需要函数指针作为参数的示例 CUDA 内核:
extern "C"
{
// substraction
__device__ float substractValues(float a, float b)
{
float value = a - b;
return value;
}
typedef float(*FuncPtrSubstraction)(float, float, float, float, float);
__device__ FuncPtrSubstraction d_ptrSubstraction = substractValues;
// addition
__device__ float addValues(float a, float b)
{
float sum = a + b;
return sum;
}
typedef float(*FuncPtrAddition)(float, float, float, float, float);
__device__ FuncPtrAddition d_ptrAddition = addValues;
// main Kernel
__global__ void applyMatricesOperation(float (*funcPtrOperation)(float, float),
const float* A,
const float* B,
float* C,
int rows,
int cols)
{
int col = blockIdx.x * blockDim.x + threadIdx.x;
int row = blockIdx.y * blockDim.y + threadIdx.y;
if (col < cols && row < rows)
{
int index = row * cols + col;
C[index] = funcPtrOperation(A[index] , B[index]); // A[index] + B[index]; OR A[index] - B[index]
printf("computed...\n");
}
}
}
更新:我尝试使用cuPy的
RawModule()
加载我的CUDA代码,然后使用get_global()
在设备端获取我已经定义的函数指针。代码正在运行但是我在尝试读取结果时遇到异常
cudaErrorIllegalAddress:遇到非法内存访问
import cupy as cp
# Define the CUDA kernel code
kernel_code = """
extern "C" {
__device__ float addValues(float a, float b)
{
float sum = a + b;
return sum;
}
typedef float(*FuncPtrAddition)(float, float);
__device__ FuncPtrAddition d_ptrAddition = addValues;
__global__ void addMatrices(float (*funcPtrAddValues)(float, float),
const float* A,
const float* B,
float* C,
int rows,
int cols)
{
int col = blockIdx.x * blockDim.x + threadIdx.x;
int row = blockIdx.y * blockDim.y + threadIdx.y;
printf("computed...");
if (col < cols && row < rows)
{
int index = row * cols + col;
C[index] = funcPtrAddValues(A[index], B[index]);
}
}
}
"""
# Create a RawModule from the kernel code
raw_module = cp.RawModule(code=kernel_code)

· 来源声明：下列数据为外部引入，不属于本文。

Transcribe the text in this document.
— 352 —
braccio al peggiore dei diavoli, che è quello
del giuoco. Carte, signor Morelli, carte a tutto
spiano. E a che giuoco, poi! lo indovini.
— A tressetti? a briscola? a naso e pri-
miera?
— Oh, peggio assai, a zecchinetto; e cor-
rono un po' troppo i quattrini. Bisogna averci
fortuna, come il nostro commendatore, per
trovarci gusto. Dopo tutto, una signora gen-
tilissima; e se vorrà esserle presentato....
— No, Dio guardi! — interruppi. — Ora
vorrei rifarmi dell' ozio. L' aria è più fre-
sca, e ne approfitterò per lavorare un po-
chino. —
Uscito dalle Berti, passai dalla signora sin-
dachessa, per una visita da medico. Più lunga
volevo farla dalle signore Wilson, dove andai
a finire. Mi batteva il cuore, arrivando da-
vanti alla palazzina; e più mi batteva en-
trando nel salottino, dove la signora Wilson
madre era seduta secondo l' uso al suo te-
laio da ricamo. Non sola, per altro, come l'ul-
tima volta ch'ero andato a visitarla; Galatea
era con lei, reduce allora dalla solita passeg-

# Load the addMatrices kernel from the module
addMatrices_kernel = raw_module.get_function("addMatrices")
# Define the dimensions for your matrix
rows, cols = 3, 3
# Allocate device memory for input and output arrays
A = cp.random.rand(rows, cols).astype(cp.float32)
B = cp.random.rand(rows, cols).astype(cp.float32)

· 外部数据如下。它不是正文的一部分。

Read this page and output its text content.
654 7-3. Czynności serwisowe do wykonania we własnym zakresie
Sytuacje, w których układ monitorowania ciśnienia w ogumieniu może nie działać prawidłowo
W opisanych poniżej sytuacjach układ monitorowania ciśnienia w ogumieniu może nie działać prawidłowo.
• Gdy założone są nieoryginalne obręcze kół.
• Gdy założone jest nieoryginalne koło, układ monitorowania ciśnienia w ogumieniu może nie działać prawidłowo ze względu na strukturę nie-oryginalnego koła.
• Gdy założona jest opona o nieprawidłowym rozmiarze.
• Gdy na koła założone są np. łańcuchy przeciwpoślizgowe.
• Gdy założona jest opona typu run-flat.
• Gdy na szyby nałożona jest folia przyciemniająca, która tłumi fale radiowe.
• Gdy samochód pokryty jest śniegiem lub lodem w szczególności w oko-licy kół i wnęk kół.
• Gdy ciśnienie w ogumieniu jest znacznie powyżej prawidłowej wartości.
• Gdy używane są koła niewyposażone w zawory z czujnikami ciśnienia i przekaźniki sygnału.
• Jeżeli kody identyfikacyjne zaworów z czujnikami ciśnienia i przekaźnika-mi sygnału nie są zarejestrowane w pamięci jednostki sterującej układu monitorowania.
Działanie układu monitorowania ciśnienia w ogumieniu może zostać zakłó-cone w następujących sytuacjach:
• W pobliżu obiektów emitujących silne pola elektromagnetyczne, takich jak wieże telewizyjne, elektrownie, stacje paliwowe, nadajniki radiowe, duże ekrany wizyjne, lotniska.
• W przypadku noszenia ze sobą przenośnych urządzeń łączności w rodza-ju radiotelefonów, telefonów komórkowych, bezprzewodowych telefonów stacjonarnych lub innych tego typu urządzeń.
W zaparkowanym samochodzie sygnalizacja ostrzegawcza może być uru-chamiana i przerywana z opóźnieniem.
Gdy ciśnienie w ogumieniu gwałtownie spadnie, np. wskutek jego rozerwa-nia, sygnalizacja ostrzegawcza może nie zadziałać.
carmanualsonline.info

C = cp.empty((rows, cols), dtype=cp.float32)
# Define grid and block dimensions
block_dim = (3, 3)
grid_dim = (rows // block_dim[0], cols // block_dim[1])
# Launch the kernel, passing the function pointer as an argument
funcPtr = raw_module.get_global("d_ptrAddition")
addMatrices_kernel(grid_dim, block_dim, (funcPtr, A, B, C, rows, cols))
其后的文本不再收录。